Through the Digital Diaspora Family Reunion Roadshow, we collected another 6,000 images from personal family archives of people of all races but primarily African Americans, across the USA. Out of these we selected approximately 950 images to tell the Through A Lens Darkly story.
It was interesting to note how much early leaders, like Frederick Douglass, Booker T. Washington, an WEB DuBois, recognized the need to confront the mainstream images of black culture with a more realistic, everyday face. Do you think their efforts made a big difference?

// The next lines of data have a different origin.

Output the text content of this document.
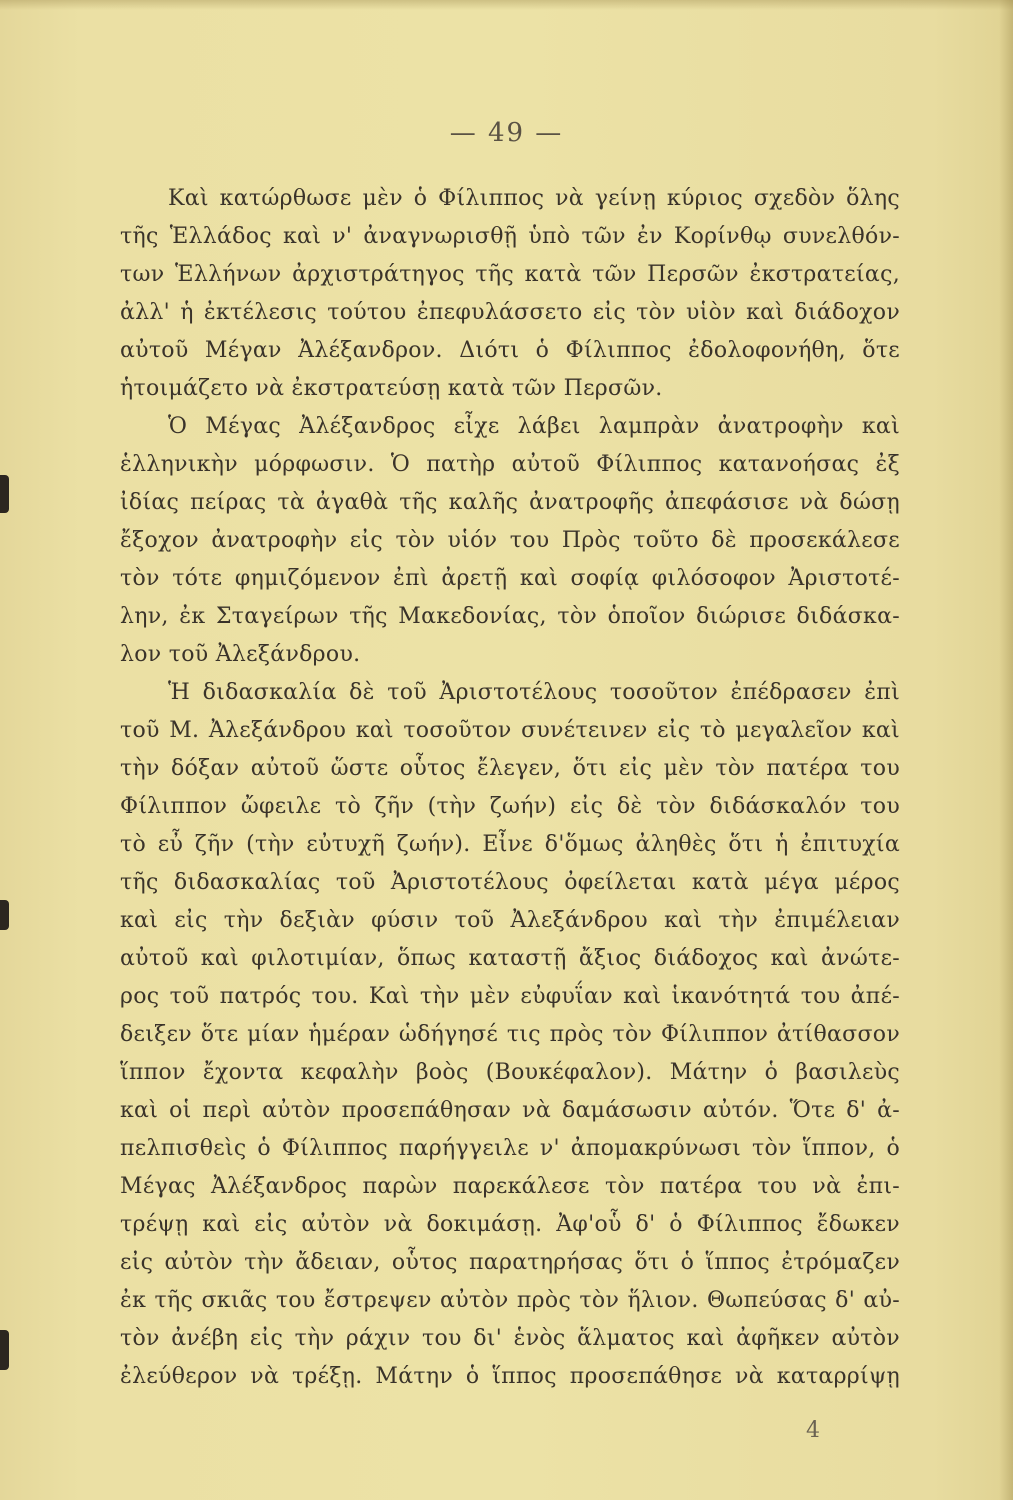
— 49 —
Καὶ κατώρθωσε μὲν ὁ Φίλιππος νὰ γείνῃ κύριος σχεδὸν ὅλης
τῆς Ἑλλάδος καὶ ν' ἀναγνωρισθῇ ὑπὸ τῶν ἐν Κορίνθῳ συνελθόν-
των Ἑλλήνων ἀρχιστράτηγος τῆς κατὰ τῶν Περσῶν ἐκστρατείας,
ἀλλ' ἡ ἐκτέλεσις τούτου ἐπεφυλάσσετο εἰς τὸν υἱὸν καὶ διάδοχον
αὐτοῦ Μέγαν Ἀλέξανδρον. Διότι ὁ Φίλιππος ἐδολοφονήθη, ὅτε
ἡτοιμάζετο νὰ ἐκστρατεύσῃ κατὰ τῶν Περσῶν.
Ὁ Μέγας Ἀλέξανδρος εἶχε λάβει λαμπρὰν ἀνατροφὴν καὶ
ἑλληνικὴν μόρφωσιν. Ὁ πατὴρ αὐτοῦ Φίλιππος κατανοήσας ἐξ
ἰδίας πείρας τὰ ἀγαθὰ τῆς καλῆς ἀνατροφῆς ἀπεφάσισε νὰ δώσῃ
ἔξοχον ἀνατροφὴν εἰς τὸν υἱόν του Πρὸς τοῦτο δὲ προσεκάλεσε
τὸν τότε φημιζόμενον ἐπὶ ἀρετῇ καὶ σοφίᾳ φιλόσοφον Ἀριστοτέ-
λην, ἐκ Σταγείρων τῆς Μακεδονίας, τὸν ὁποῖον διώρισε διδάσκα-
λον τοῦ Ἀλεξάνδρου.
Ἡ διδασκαλία δὲ τοῦ Ἀριστοτέλους τοσοῦτον ἐπέδρασεν ἐπὶ
τοῦ Μ. Ἀλεξάνδρου καὶ τοσοῦτον συνέτεινεν εἰς τὸ μεγαλεῖον καὶ
τὴν δόξαν αὐτοῦ ὥστε οὗτος ἔλεγεν, ὅτι εἰς μὲν τὸν πατέρα του
Φίλιππον ὤφειλε τὸ ζῆν (τὴν ζωήν) εἰς δὲ τὸν διδάσκαλόν του
τὸ εὖ ζῆν (τὴν εὐτυχῆ ζωήν). Εἶνε δ'ὅμως ἀληθὲς ὅτι ἡ ἐπιτυχία
τῆς διδασκαλίας τοῦ Ἀριστοτέλους ὀφείλεται κατὰ μέγα μέρος
καὶ εἰς τὴν δεξιὰν φύσιν τοῦ Ἀλεξάνδρου καὶ τὴν ἐπιμέλειαν
αὐτοῦ καὶ φιλοτιμίαν, ὅπως καταστῇ ἄξιος διάδοχος καὶ ἀνώτε-
ρος τοῦ πατρός του. Καὶ τὴν μὲν εὐφυΐαν καὶ ἱκανότητά του ἀπέ-
δειξεν ὅτε μίαν ἡμέραν ὡδήγησέ τις πρὸς τὸν Φίλιππον ἀτίθασσον
ἵππον ἔχοντα κεφαλὴν βοὸς (Βουκέφαλον). Μάτην ὁ βασιλεὺς
καὶ οἱ περὶ αὐτὸν προσεπάθησαν νὰ δαμάσωσιν αὐτόν. Ὅτε δ' ἀ-
πελπισθεὶς ὁ Φίλιππος παρήγγειλε ν' ἀπομακρύνωσι τὸν ἵππον, ὁ
Μέγας Ἀλέξανδρος παρὼν παρεκάλεσε τὸν πατέρα του νὰ ἐπι-
τρέψῃ καὶ εἰς αὐτὸν νὰ δοκιμάσῃ. Ἀφ'οὗ δ' ὁ Φίλιππος ἔδωκεν
εἰς αὐτὸν τὴν ἄδειαν, οὗτος παρατηρήσας ὅτι ὁ ἵππος ἐτρόμαζεν
ἐκ τῆς σκιᾶς του ἔστρεψεν αὐτὸν πρὸς τὸν ἥλιον. Θωπεύσας δ' αὐ-
τὸν ἀνέβη εἰς τὴν ράχιν του δι' ἑνὸς ἅλματος καὶ ἀφῆκεν αὐτὸν
ἐλεύθερον νὰ τρέξῃ. Μάτην ὁ ἵππος προσεπάθησε νὰ καταρρίψῃ
4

WEB Dubois in the Soul of Black Folks wrote of the particular experience of African-Americans called Double Consciousness: the dissonance between seeing ourselves “the other” while knowing ourselves to be who we are. And photography starkly illuminates the distance between these two conflicting legacies have framed the way in which I see myself as an African-American. One is a legacy of pride and the other by a legacy of shame that is deep and terrible.
Dubois along with other leaders like Sojourner Truth, Frederick Douglass, and Booker T. Washington knew that the battle of civil rights was a battle for representation not only in terms of one person one vote but also the ability to control one’s image in popular culture. They knew that if a minority is represented or portrayed as other than human, it justifies inhumane treatment by the majority, e.g. slavery in the 19th century and incarceration in the 20th and 21st century. I think their efforts continue to inspire the next generation of activists, artists, and educators so that we can continue to build upon what came before.
Looking back at the older photos, were these images strictly of upper-class blacks or do they represent a cross-section of the population?
Totally a cross section of African American communities. Everyone wanted an image of themselves to share with family members, to commemorate an achievement, a milestone in their lives and the lives of loved ones. The dressed up for these occasions know that they would last the test of time.
How would you gauge the image of black Americans today when it comes to how they are perceived in pop culture? Clearly, many are superstars, but there are also elements that may not be as complimentary.
I think there has been some change in the way African-Americans are perceived outside of the celebrities and super stars. But unfortunately not much. Many Africans-American males are commonly perceived and portrayed as criminals, thugs, problems. This legitimates the murder of black males and females, the lack of resources placed in education of lower income communities, and tolerance of violence within and spilling out of these communities. And unfortunately, the repetition of these images has caused many African Americans themselves to internalize this as truth.
It is my hope that when people screen our film they will begin to think about shooting another with a camera as opposed to a gun. This lead to the creation of the film’s community outreach project, Digital Diaspora Family Reunion: One World, One Family (DDFR), a multimedia-driven social engagement project designed to provocate and stimulate many stories and photographic images that will serve to highlight our share humanity. DDFR brings together individual personal and family narratives within a context that helps to expose the commonalities of our shared experiences and the bonds of our universal values. Truly, we are One World, One Family and we hope that DDFR becomes like our universal refrigerator door, where we post images of the ordinary miracles that make life worth living. As we screen the film, we ask everyone join us our extended DDFR family and add your stories and images to our digital diasporic family album.